How do I byte-swap a signed number in C?


I understand that casting from an unsigned type to a signed type of equal rank produces an implementation-defined value:

C99 6.3.1.3:

  1. Otherwise, the new type is signed and the value cannot be represented in it; either the result is implementation-defined or an implementation-defined signal is raised.

This means I don't know how to byte-swap a signed number. For instance, suppose I am receiving two-byte, twos-complement signed values in little-endian order from a peripheral device, and processing them on a big-endian CPU. The byte-swapping primitives in the C library (like ntohs) are defined to work on unsigned values. If I convert my data to unsigned so I can byte-swap it, how do I reliably recover a signed value afterward?


Solution

  • I understand that casting from an unsigned type to a signed type of equal rank produces an implementation-defined value.

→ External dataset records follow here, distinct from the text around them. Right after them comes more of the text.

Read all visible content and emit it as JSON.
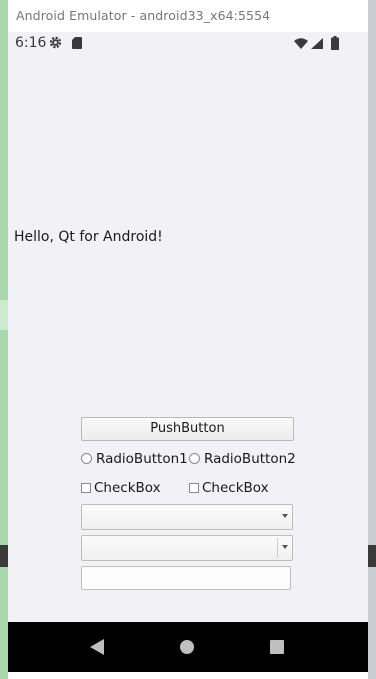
{
  "window": {
    "title": "Android Emulator - android33_x64:5554"
  },
  "status_bar": {
    "time": "6:16",
    "icons": [
      "gear-icon",
      "sd-card-icon",
      "wifi-icon",
      "signal-icon",
      "battery-icon"
    ]
  },
  "app": {
    "hello_text": "Hello, Qt for Android!",
    "push_button_label": "PushButton",
    "radio_buttons": [
      {
        "label": "RadioButton1",
        "checked": false
      },
      {
        "label": "RadioButton2",
        "checked": false
      }
    ],
    "checkboxes": [
      {
        "label": "CheckBox",
        "checked": false
      },
      {
        "label": "CheckBox",
        "checked": false
      }
    ],
    "combo_boxes": [
      {
        "selected": ""
      },
      {
        "selected": ""
      }
    ],
    "line_edit": {
      "value": "",
      "placeholder": ""
    }
  },
  "nav_bar": {
    "buttons": [
      "back-icon",
      "home-icon",
      "recents-icon"
    ]
  },
  "colors": {
    "screen_background": "#f2f1f6",
    "nav_bar": "#000000",
    "nav_icons": "#bfbfbf"
  }
}
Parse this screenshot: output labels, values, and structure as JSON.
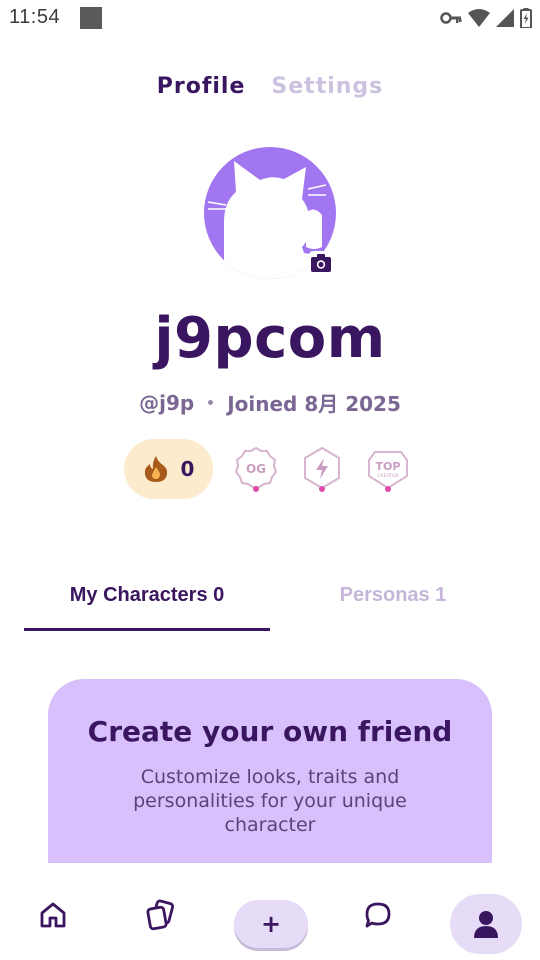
{
  "status_bar": {
    "time": "11:54"
  },
  "top_tabs": {
    "profile": "Profile",
    "settings": "Settings"
  },
  "profile": {
    "display_name": "j9pcom",
    "handle": "@j9p",
    "joined": "Joined 8月 2025",
    "streak_count": "0"
  },
  "badges": {
    "og": "OG",
    "top": "TOP",
    "top_sub": "CREATOR"
  },
  "section_tabs": {
    "characters": "My Characters 0",
    "personas": "Personas 1"
  },
  "create_card": {
    "title": "Create your own friend",
    "description": "Customize looks, traits and personalities for your unique character"
  },
  "bottom_nav": {
    "add_label": "+"
  },
  "colors": {
    "accent": "#3b1660",
    "avatar_bg": "#a276f0",
    "card_bg": "#d7c0fb",
    "streak_bg": "#fdebcd"
  }
}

    It will be implementation-defined only because the signedness format in C is implementation-defined. For example, two's complement is one such implementation-defined format.

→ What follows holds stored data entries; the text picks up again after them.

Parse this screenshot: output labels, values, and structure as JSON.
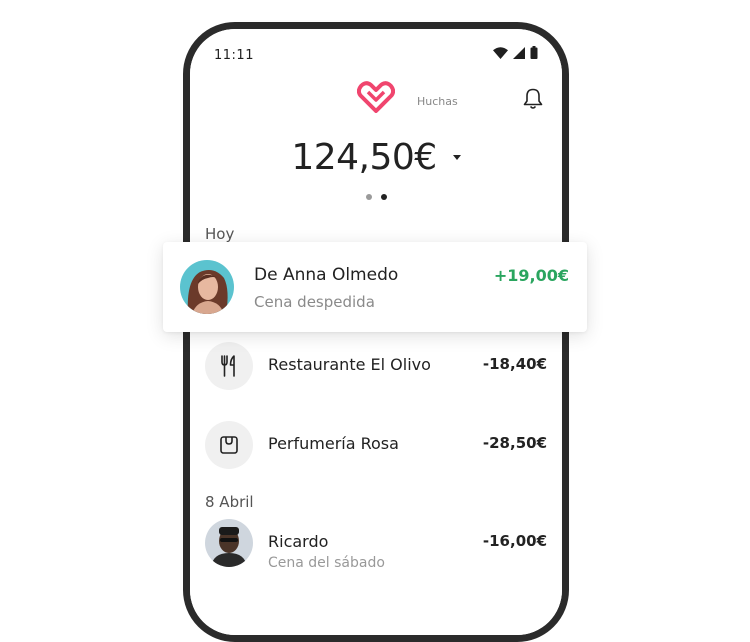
{
  "status_bar": {
    "time": "11:11",
    "icons": [
      "wifi-icon",
      "signal-icon",
      "battery-icon"
    ]
  },
  "header": {
    "logo": "heart-logo-icon",
    "tab_label": "Huchas",
    "notification": "bell-icon"
  },
  "balance": {
    "amount": "124,50€"
  },
  "pager": {
    "count": 2,
    "active": 1
  },
  "sections": {
    "today": "Hoy",
    "april": "8 Abril"
  },
  "highlight": {
    "title": "De Anna Olmedo",
    "subtitle": "Cena despedida",
    "amount": "+19,00€"
  },
  "transactions": [
    {
      "icon": "cutlery-icon",
      "title": "Restaurante El Olivo",
      "amount": "-18,40€"
    },
    {
      "icon": "shopping-bag-icon",
      "title": "Perfumería Rosa",
      "amount": "-28,50€"
    }
  ],
  "april_transactions": [
    {
      "icon": "avatar",
      "title": "Ricardo",
      "subtitle": "Cena del sábado",
      "amount": "-16,00€"
    }
  ],
  "colors": {
    "brand": "#f0456e",
    "positive": "#2aa55f",
    "phone_frame": "#2b2b2b"
  }
}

    So the only issue here is if either side of the transmission would not be two's complement, which is not likely going to happen in the real world. I would not bother to design programs to be portable to obscure, extinct one's complement computers from the dark ages.

    This means I don't know how to byte-swap a signed number. For instance, suppose I am receiving two-byte, twos-complement signed values in little-endian order from a peripheral device, and processing them on a big-endian CPU

    I suspect a source of confusion here is that you think a generic two's complement number will be transmitted from a sender that is either big or little endian and received by one which is either big/little. Data transmission protocols don't work like that though: they explicitly specify endianess and signedness format. So both sides have to adapt to the protocol.

    And once that's specified, there's really no rocket science here: you are receiving 2 raw bytes. Store them in an array of raw data. Then assign them to your two's complement variable. Suppose the protocol specified little endian:

    int16_t val;
    uint8_t little[2];
    
    val = (little[1]<<8) | little[0];
    

    Bit shifting has the advantage of being endian-independent. So the above code will work no matter if your CPU is big or little. So although this code contains plenty of ugly implicit promotions, it is 100% portable. C is guaranteed to treat the above as this:

    val = (int16_t)( ((int)((int)little[1]<<8)) | (int)little[0] );
    

    The result type of the shift operator is that of its promoted left operand. The result type of | is the balanced type (usual arthmetic conversions).

    Shifting signed negative numbers would give undefined behavior, but we get away with the shift because the individual bytes are unsigned. When they get implicitly promoted, the numbers are still treated as positive.

    And since int is guaranteed to be at least 16 bits, the code will work on all CPUs.

    Alternatively, you could use pedantic style that completely excludes all implicit promotions/conversions:

    val = (int16_t) ( ((uint32_t)little[1] << 8) | (uint32_t)little[0] );
    

    But this comes at the cost of readability.